Tuesday, February 19, 2008

Big Announcement

Okay, I told the one person I needed to tell. The big news is this:

I'm going to Seminary. Okay, that depends on if I actually get accepted but I'm planning on it right now.

I also have to vent. I have this guy that I work with that edits our newsletter and he frustrates me SO much...more than any other single person in the world! He belittles my (and others) work and ablitlies, talks down to me and others, he twists words around to make things and people go his way, and he brings out the worst in me (and I know this last one is within my abilty to control or not).

Its almost always over the newsletter simply because thats generally the one thing we are both involved in. The process is supposed to go like this: we all turn in our work on a certain day and time and then they are formated and sent to each other for a proof. We then send it back in to our Executive Assistant (not the one who causes me grief) and then the grief bearer goes thru and does a last check and baring any changes it goes to print. The process is supposed to take a week-ish.

This is how it happens in reality: We...okay, I'm going to talk about me...I turn in my work to the Executive Assistant (EA) to format it (which is generally easy cause I do a vast amount of my own formatting so I know how much and what to write) and somehow it gets sent to the Grief-Bearer (GB). This is during the time where GB is also supposed to be working on his piece and sending it to the EA. The process is tied up at this point because the GB is proofing/editing the newsletter instead of working on and submiting his piece to the EA.

During this editing session, GB "edits" the whole thing (again, I'll only talk about mine because thats all I know)...he "edits" mine. I put it in quotes because his version of editing involves cutting large chunks, adding large chunks, changing large amounts, and twisting my words and meaning so that many times it's part what I orginally say in words that generally don't sound like I wrote them and part whatever the heck he wants. All of this will go on without my knowledge or input and without notice to others that he has changed the original piece. I regularly to tell him that editing involves what one of my other co-workers does: grammatical clean-up and minor word changes that correct person, tense, etc... After he has finished "editing" my portion, it goes to everyone else for touch ups/proofing.

Other "editing" jobs of his were described (his description) as "minor" when he literally chopped half the original story out and replaced it with nothing. On that such case (as happens many times) it was actually brought to my attention the day before volunteers came in to stuff envelops and was too late to redo the damage and went to mail boxes incomplete and incorrect. I was beyond mad, I was LIVID. I am rarely that mad...I can count the amount of times in my 27 years of life that I have been that mad on one hand.
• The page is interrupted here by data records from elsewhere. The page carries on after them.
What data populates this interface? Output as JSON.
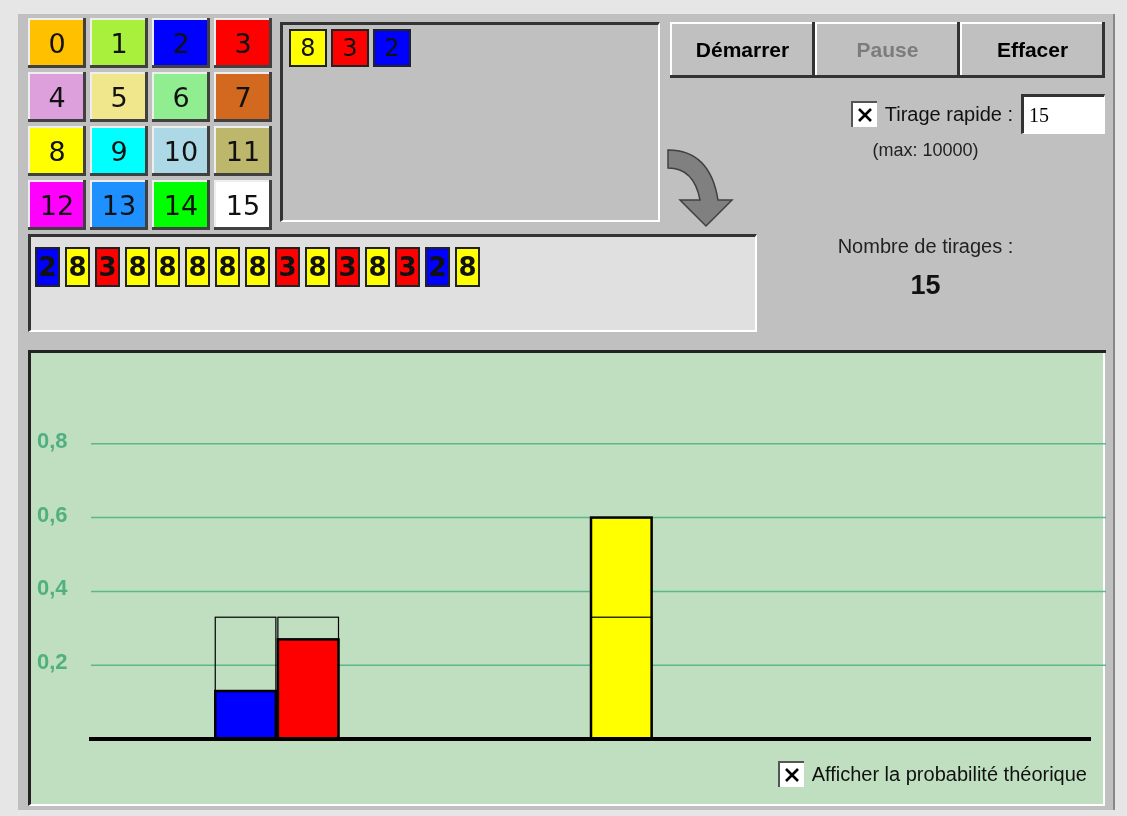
{
  "palette": [
    {
      "number": "0",
      "color": "#ffc000"
    },
    {
      "number": "1",
      "color": "#a8f03c"
    },
    {
      "number": "2",
      "color": "#0000ff"
    },
    {
      "number": "3",
      "color": "#ff0000"
    },
    {
      "number": "4",
      "color": "#dda0dd"
    },
    {
      "number": "5",
      "color": "#f0e68c"
    },
    {
      "number": "6",
      "color": "#90ee90"
    },
    {
      "number": "7",
      "color": "#d2691e"
    },
    {
      "number": "8",
      "color": "#ffff00"
    },
    {
      "number": "9",
      "color": "#00ffff"
    },
    {
      "number": "10",
      "color": "#add8e6"
    },
    {
      "number": "11",
      "color": "#bdb76b"
    },
    {
      "number": "12",
      "color": "#ff00ff"
    },
    {
      "number": "13",
      "color": "#1e90ff"
    },
    {
      "number": "14",
      "color": "#00ff00"
    },
    {
      "number": "15",
      "color": "#ffffff"
    }
  ],
  "urn": [
    {
      "number": "8",
      "color": "#ffff00"
    },
    {
      "number": "3",
      "color": "#ff0000"
    },
    {
      "number": "2",
      "color": "#0000ff"
    }
  ],
  "history": [
    {
      "number": "2",
      "color": "#0000ff"
    },
    {
      "number": "8",
      "color": "#ffff00"
    },
    {
      "number": "3",
      "color": "#ff0000"
    },
    {
      "number": "8",
      "color": "#ffff00"
    },
    {
      "number": "8",
      "color": "#ffff00"
    },
    {
      "number": "8",
      "color": "#ffff00"
    },
    {
      "number": "8",
      "color": "#ffff00"
    },
    {
      "number": "8",
      "color": "#ffff00"
    },
    {
      "number": "3",
      "color": "#ff0000"
    },
    {
      "number": "8",
      "color": "#ffff00"
    },
    {
      "number": "3",
      "color": "#ff0000"
    },
    {
      "number": "8",
      "color": "#ffff00"
    },
    {
      "number": "3",
      "color": "#ff0000"
    },
    {
      "number": "2",
      "color": "#0000ff"
    },
    {
      "number": "8",
      "color": "#ffff00"
    }
  ],
  "buttons": [
    {
      "label": "Démarrer",
      "disabled": false
    },
    {
      "label": "Pause",
      "disabled": true
    },
    {
      "label": "Effacer",
      "disabled": false
    }
  ],
  "fast_draw": {
    "label": "Tirage rapide :",
    "checked": true,
    "value": "15",
    "hint": "(max: 10000)"
  },
  "draw_count": {
    "label": "Nombre de tirages :",
    "value": "15"
  },
  "chart": {
    "chart_data": {
      "type": "bar",
      "grid": true,
      "ylim": [
        0,
        1.05
      ],
      "yticks": [
        {
          "value": 0.2,
          "label": "0,2"
        },
        {
          "value": 0.4,
          "label": "0,4"
        },
        {
          "value": 0.6,
          "label": "0,6"
        },
        {
          "value": 0.8,
          "label": "0,8"
        }
      ],
      "series": [
        {
          "values": [
            null,
            null,
            0.13,
            0.27,
            null,
            null,
            null,
            null,
            0.6,
            null,
            null,
            null,
            null,
            null,
            null,
            null
          ],
          "colors": [
            null,
            null,
            "#0000ff",
            "#ff0000",
            null,
            null,
            null,
            null,
            "#ffff00",
            null,
            null,
            null,
            null,
            null,
            null,
            null
          ]
        },
        {
          "values": [
            null,
            null,
            0.33,
            0.33,
            null,
            null,
            null,
            null,
            0.33,
            null,
            null,
            null,
            null,
            null,
            null,
            null
          ]
        }
      ]
    },
    "show_theoretical": {
      "label": "Afficher la probabilité théorique",
      "checked": true
    }
  }
}
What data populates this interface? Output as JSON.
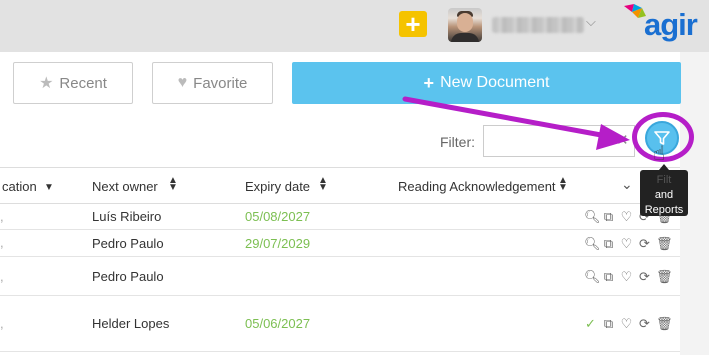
{
  "header": {
    "add_button_label": "+",
    "username": "",
    "logo_text": "agir"
  },
  "toolbar": {
    "recent_label": "Recent",
    "favorite_label": "Favorite",
    "new_document_label": "New Document",
    "filter_label": "Filter:",
    "filter_value": "",
    "tooltip_line1": "Filt",
    "tooltip_line2": "and",
    "tooltip_line3": "Reports"
  },
  "table": {
    "columns": [
      "cation",
      "Next owner",
      "Expiry date",
      "Reading Acknowledgement"
    ],
    "rows": [
      {
        "next_owner": "Luís Ribeiro",
        "expiry": "05/08/2027",
        "acknowledged": false
      },
      {
        "next_owner": "Pedro Paulo",
        "expiry": "29/07/2029",
        "acknowledged": false
      },
      {
        "next_owner": "Pedro Paulo",
        "expiry": "",
        "acknowledged": false
      },
      {
        "next_owner": "Helder Lopes",
        "expiry": "05/06/2027",
        "acknowledged": true
      }
    ]
  },
  "icons": {
    "search": "search-icon",
    "open": "external-link-icon",
    "favorite": "heart-icon",
    "refresh": "refresh-icon",
    "delete": "trash-icon"
  },
  "colors": {
    "accent": "#5bc3ee",
    "highlight": "#b51ec8",
    "date": "#7cbf52",
    "add_button": "#f5c300"
  }
}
So now GB's solution to this whole thing brings me close to the verge of livid: "We'll have to sit down and talk about how the next one goes and I'm going to leave it up to you to bring this to my attention. You have to take some initiative too."

There are others in my office that share my frustration with the same GB (there is only one in this office). So I have recruited some advice. Pray, PLEASE pray for this because I know its ungodly...this whole situation: what it brings out in me, what it is on the surface, the disunity it creates within the team and within the body, ALL of it is ungodly and it is over a relatively large part of our ministry: our communication with YOU and the rest of our donors. This is also not one of my strongest aspects of my personality. I tend to 'tear you a new one' in my aggression and anger. That is not pretty, I HATE that it is in me, it is something I know I need to work on but it is not easy for me. Just pray!!


Love to all

PS: Last Thursday I was down to 216 and we went out to eat Friday and Saturday WITH desserts (which I never do) and I worked out only twice last week and I only gained 2 pounds...I'm so excited!